A Hack Cambridge Ternary project
You, the drawer, create a drawing of a certain word or phrase. Your friend, the guesser, tries to guess what that word is, by looking at your image. However, a Convolutional Neural Network trained on hundreds of thousands of images is also in the running - and if the AI can guess the image, you both lose!
You're thus encouraged to come up with interesting, alternative ways of depicting the given word or phrase. Maybe draw a flamingo with its head under the water, or an upside down umbrella - the choice is yours!
Bad Flamingo isn't just a game. The robustness and security of machine learning algorithms are becoming increasingly critical as AI systems make important decisions in work, life, and play. Crucial to understanding ML security are adversarial training examples, which are training examples that humans easily identify but puzzle machines.
Most adversarial training examples are generated by adding imperceptible noise to the training examples. In Bad Flamingo, however, users must draw fundamentally alternative images to fool the ML classifier. These proposed semantic adversarial examples test relations between captions and images that humans can understand, but ML models cannot.
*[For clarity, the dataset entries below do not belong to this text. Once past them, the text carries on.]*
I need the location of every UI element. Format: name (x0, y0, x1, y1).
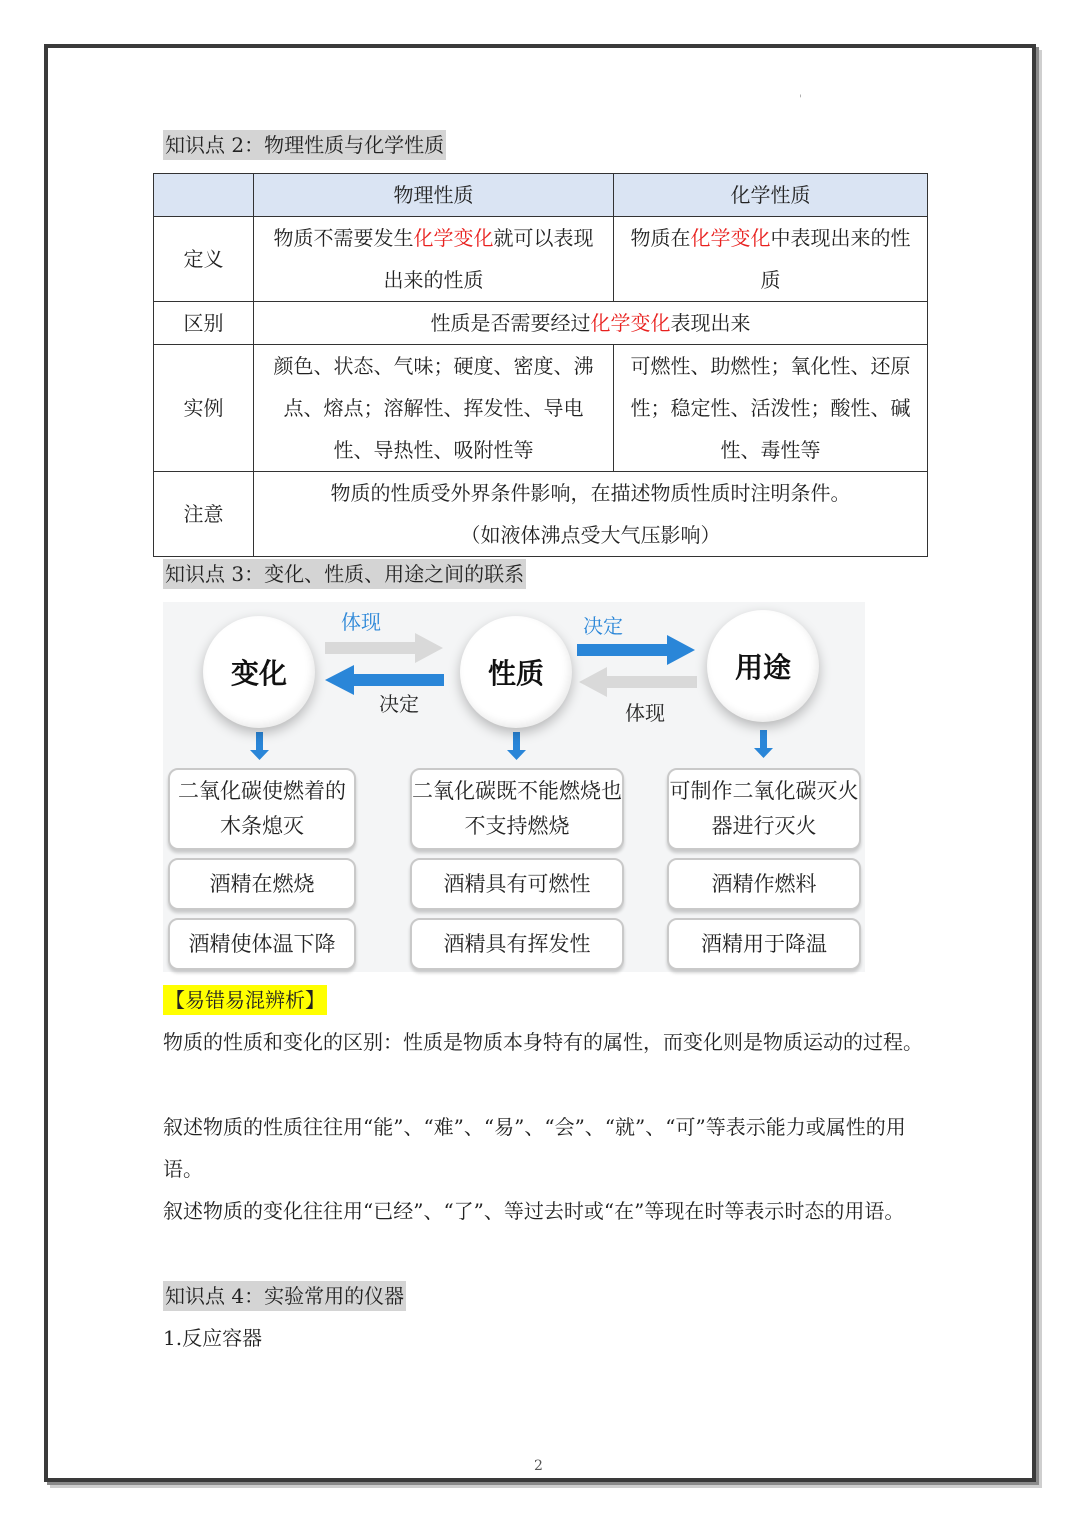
text-part: 物质在 (630, 226, 691, 250)
arrow-use-to-property (579, 667, 697, 697)
node-change: 变化 (203, 616, 315, 728)
section-3-heading: 知识点 3：变化、性质、用途之间的联系 (163, 559, 526, 589)
box-change-1: 二氧化碳使燃着的木条熄灭 (168, 768, 356, 850)
box-use-1: 可制作二氧化碳灭火器进行灭火 (667, 768, 861, 850)
box-property-2: 酒精具有可燃性 (410, 858, 624, 910)
down-arrow-use (754, 730, 773, 758)
text-part: 性质是否需要经过 (430, 311, 591, 335)
box-property-1: 二氧化碳既不能燃烧也不支持燃烧 (410, 768, 624, 850)
text-part: 中表现出来的性质 (760, 226, 911, 292)
down-arrow-property (507, 732, 526, 760)
cell-definition-chemical (614, 217, 928, 302)
cell-examples-physical: 颜色、状态、气味；硬度、密度、沸点、熔点；溶解性、挥发性、导电性、导热性、吸附性等 (254, 345, 614, 472)
cell-difference (254, 302, 928, 345)
label-determine-1: 决定 (379, 692, 419, 716)
note-line-2: （如液体沸点受大气压影响） (460, 523, 721, 547)
table-row-note (154, 472, 928, 557)
label-embody-2: 体现 (625, 701, 665, 725)
arrow-change-to-property (325, 633, 443, 663)
header-chemical: 化学性质 (614, 174, 928, 217)
note-line-1: 物质的性质受外界条件影响，在描述物质性质时注明条件。 (330, 481, 851, 505)
row-label-note: 注意 (154, 472, 254, 557)
box-property-3: 酒精具有挥发性 (410, 918, 624, 970)
node-use: 用途 (707, 610, 819, 722)
table-header-row (154, 174, 928, 217)
row-label-examples: 实例 (154, 345, 254, 472)
arrow-property-to-use (577, 635, 695, 665)
table-corner-cell (154, 174, 254, 217)
corner-mark: ' (799, 94, 802, 105)
section-2-heading: 知识点 2：物理性质与化学性质 (163, 130, 446, 160)
confusion-paragraph-1: 物质的性质和变化的区别：性质是物质本身特有的属性，而变化则是物质运动的过程。 (163, 1030, 923, 1054)
properties-table (153, 173, 928, 557)
box-use-3: 酒精用于降温 (667, 918, 861, 970)
cell-definition-physical (254, 217, 614, 302)
label-determine-2: 决定 (583, 614, 623, 638)
highlight-chemical-change: 化学变化 (690, 226, 771, 250)
box-change-2: 酒精在燃烧 (168, 858, 356, 910)
header-physical: 物理性质 (254, 174, 614, 217)
text-part: 物质不需要发生 (273, 226, 414, 250)
row-label-definition: 定义 (154, 217, 254, 302)
node-property: 性质 (460, 616, 572, 728)
page-number: 2 (534, 1458, 543, 1474)
confusion-tag: 【易错易混辨析】 (163, 985, 327, 1015)
table-row-difference (154, 302, 928, 345)
box-change-3: 酒精使体温下降 (168, 918, 356, 970)
table-row-definition (154, 217, 928, 302)
label-embody-1: 体现 (341, 610, 381, 634)
cell-note (254, 472, 928, 557)
row-label-difference: 区别 (154, 302, 254, 345)
cell-examples-chemical: 可燃性、助燃性；氧化性、还原性；稳定性、活泼性；酸性、碱性、毒性等 (614, 345, 928, 472)
section-4-item-1: 1.反应容器 (163, 1326, 263, 1350)
confusion-paragraph-2: 叙述物质的性质往往用“能”、“难”、“易”、“会”、“就”、“可”等表示能力或属性的用语。 (163, 1115, 906, 1181)
highlight-chemical-change: 化学变化 (590, 311, 671, 335)
section-4-heading: 知识点 4：实验常用的仪器 (163, 1281, 406, 1311)
relationship-diagram (163, 602, 865, 972)
text-part: 就可以表现出来的性质 (383, 226, 594, 292)
down-arrow-change (250, 732, 269, 760)
table-row-examples (154, 345, 928, 472)
box-use-2: 酒精作燃料 (667, 858, 861, 910)
text-part: 表现出来 (670, 311, 751, 335)
confusion-paragraph-3: 叙述物质的变化往往用“已经”、“了”、等过去时或“在”等现在时等表示时态的用语。 (163, 1199, 905, 1223)
highlight-chemical-change: 化学变化 (413, 226, 494, 250)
Playing Bad Flamingo will thus generate more difficult datasets for modern ML models and encourage further research in robust, human-like computer vision.
To start the server, run
npm install
npm run dev
Currently matchmaking infrastructure hasn't been set up yet. Simply navigate to the following addresses on any browser:
{IP_ADDRESS}:8000/#/{GAME_CODE}/0
to play as the drawer{IP_ADDRESS}:8000/#/{GAME_CODE}/1
to play as the traitor (see below){IP_ADDRESS}:8000/#/{GAME_CODE}/2
to play as the guesser
where GAME_CODE
is any alphanumeric game code, and IP_ADDRESS
is the
address of the machine hosting the server (e.g. localhost
if running on your
own computer).
We noticed that simple ways of fooling the AI include drawing squiggles over an image, or surrounding an image with a border or a box, and others.
One option of fixing this (and making the game slightly more interesting) is to include a third player, the traitor, who is on the side of the AI. The traitor is not given the original label of the image, but is allowed to erase lines in the image to attempt to make it more interpretable for the AI. The guesser sees the original image as usual.
If you don't want to play with the traitor, then (for now) simply click submit on his player - options for enabling/disabling this player are forthcoming.
Original name for this project inspired by Colin Morris's blog post.